Я боялась ошибок в своей работе. Потому что они дорого обходились пациентам. Потому что они травмировали людей, которые и без того были напуганы, пытаясь совладать с чем-то для них непонятным, что, возможно, являлось смертельной болезнью.
Особенно мне становилось страшно, когда на том столе, в том «гробу», оказывался ребенок. Ибо, если новости были плохими, если изображения, возникавшие передо мной на экране, указывали на нечто катастрофическое… я всегда это скрывала, всегда надевала маску профессиональной бесстрастности.
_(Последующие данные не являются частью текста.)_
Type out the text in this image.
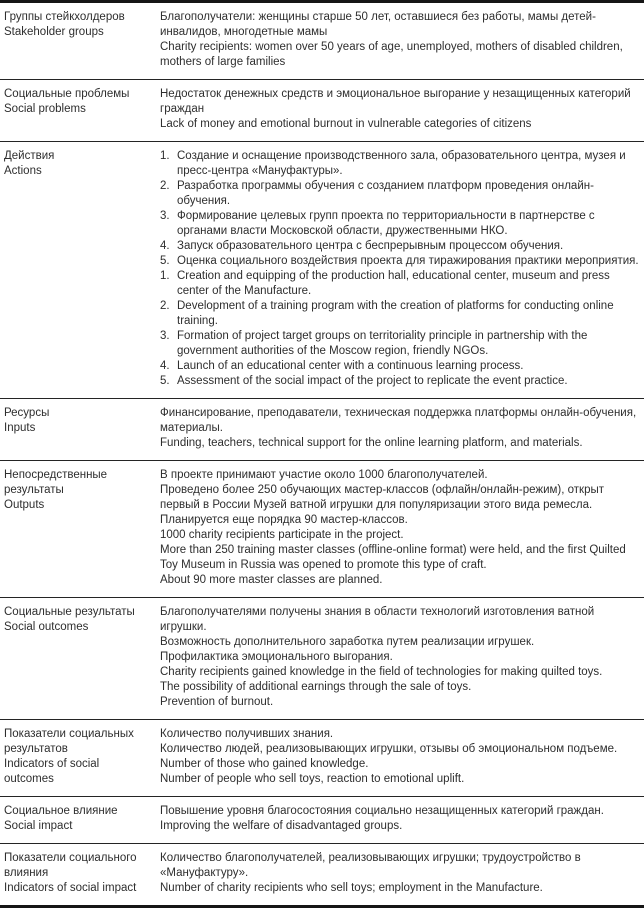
Группы стейкхолдеров
Stakeholder groups
Благополучатели: женщины старше 50 лет, оставшиеся без работы, мамы детей-инвалидов, многодетные мамы
Charity recipients: women over 50 years of age, unemployed, mothers of disabled children, mothers of large families
Социальные проблемы
Social problems
Недостаток денежных средств и эмоциональное выгорание у незащищенных категорий граждан
Lack of money and emotional burnout in vulnerable categories of citizens
Действия
Actions
1. Создание и оснащение производственного зала, образовательного центра, музея и пресс-центра «Мануфактуры».
2. Разработка программы обучения с созданием платформ проведения онлайн-обучения.
3. Формирование целевых групп проекта по территориальности в партнерстве с органами власти Московской области, дружественными НКО.
4. Запуск образовательного центра с беспрерывным процессом обучения.
5. Оценка социального воздействия проекта для тиражирования практики мероприятия.
1. Creation and equipping of the production hall, educational center, museum and press center of the Manufacture.
2. Development of a training program with the creation of platforms for conducting online training.
3. Formation of project target groups on territoriality principle in partnership with the government authorities of the Moscow region, friendly NGOs.
4. Launch of an educational center with a continuous learning process.
5. Assessment of the social impact of the project to replicate the event practice.
Ресурсы
Inputs
Финансирование, преподаватели, техническая поддержка платформы онлайн-обучения, материалы.
Funding, teachers, technical support for the online learning platform, and materials.
Непосредственные результаты
Outputs
В проекте принимают участие около 1000 благополучателей.
Проведено более 250 обучающих мастер-классов (офлайн/онлайн-режим), открыт первый в России Музей ватной игрушки для популяризации этого вида ремесла.
Планируется еще порядка 90 мастер-классов.
1000 charity recipients participate in the project.
More than 250 training master classes (offline-online format) were held, and the first Quilted Toy Museum in Russia was opened to promote this type of craft.
About 90 more master classes are planned.
Социальные результаты
Social outcomes
Благополучателями получены знания в области технологий изготовления ватной игрушки.
Возможность дополнительного заработка путем реализации игрушек.
Профилактика эмоционального выгорания.
Charity recipients gained knowledge in the field of technologies for making quilted toys.
The possibility of additional earnings through the sale of toys.
Prevention of burnout.
Показатели социальных результатов
Indicators of social outcomes
Количество получивших знания.
Количество людей, реализовывающих игрушки, отзывы об эмоциональном подъеме.
Number of those who gained knowledge.
Number of people who sell toys, reaction to emotional uplift.
Социальное влияние
Social impact
Повышение уровня благосостояния социально незащищенных категорий граждан.
Improving the welfare of disadvantaged groups.
Показатели социального влияния
Indicators of social impact
Количество благополучателей, реализовывающих игрушки; трудоустройство в «Мануфактуру».
Number of charity recipients who sell toys; employment in the Manufacture.
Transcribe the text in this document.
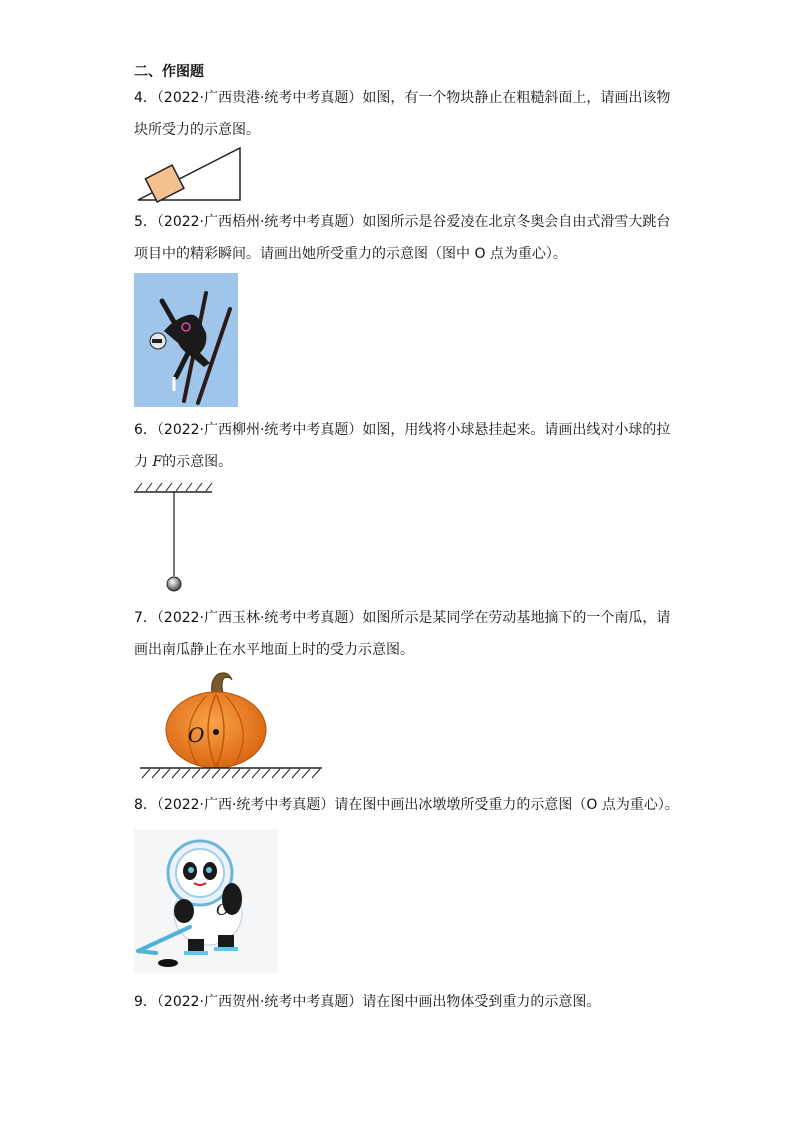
二、作图题
4．（2022·广西贵港·统考中考真题）如图，有一个物块静止在粗糙斜面上，请画出该物
块所受力的示意图。
5．（2022·广西梧州·统考中考真题）如图所示是谷爱凌在北京冬奥会自由式滑雪大跳台
项目中的精彩瞬间。请画出她所受重力的示意图（图中 O 点为重心）。
6．（2022·广西柳州·统考中考真题）如图，用线将小球悬挂起来。请画出线对小球的拉
力 F的示意图。
7．（2022·广西玉林·统考中考真题）如图所示是某同学在劳动基地摘下的一个南瓜，请
画出南瓜静止在水平地面上时的受力示意图。
O
8．（2022·广西·统考中考真题）请在图中画出冰墩墩所受重力的示意图（O 点为重心）。
O
9．（2022·广西贺州·统考中考真题）请在图中画出物体受到重力的示意图。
Но дети… дети с раковыми заболеваниями… это было страшнее всего. Я расстраивалась в десять раз сильнее, потому что сама мать. Потому что у меня всегда сразу же возникала мысль: а если б это были Бен или Салли? И хотя они оба уже подростки, оба ищут свой путь в жизни, для меня они всегда будут моими детьми — отсюда и вечная открытая рана. Таковы странные особенности моей работы. Перед пациентами, коллегами, родными я — само воплощение бесстрастного профессионализма (Салли однажды сказала своей подруге, зашедшей к нам домой после школы: «Мама целыми днями смотрит на опухоли и при этом всегда кажется веселой, неунывающей… странно, да?»), но с некоторых пор я стала остро реагировать на чужое горе. Если раньше, когда я видела на своих экранах ту или иную патологию организма, мне удавалось не думать о том, какие кошмары обрушатся на человека, лежащего на столе, то последние несколько месяцев они просто не шли у меня из головы. Буквально на прошлой неделе я делала маммографию учительнице одной местной школы, той самой, в которой учились Салли и Бен. Годом раньше, как я знала, она наконец-то вышла замуж и в сорок два года забеременела, о чем она поведала мне с огромным волнением. Увидев узелок в ее левой груди, я мгновенно поняла, что у нее рак второй степени (что позже подтвердил доктор Харрилд), а после работы я поехала на мыс Пемакид, вышла на пустынный берег и, не замечая осеннего холода, безутешно проплакала целых десять минут, все время недоумевая, почему чужие несчастья стали цеплять меня только теперь.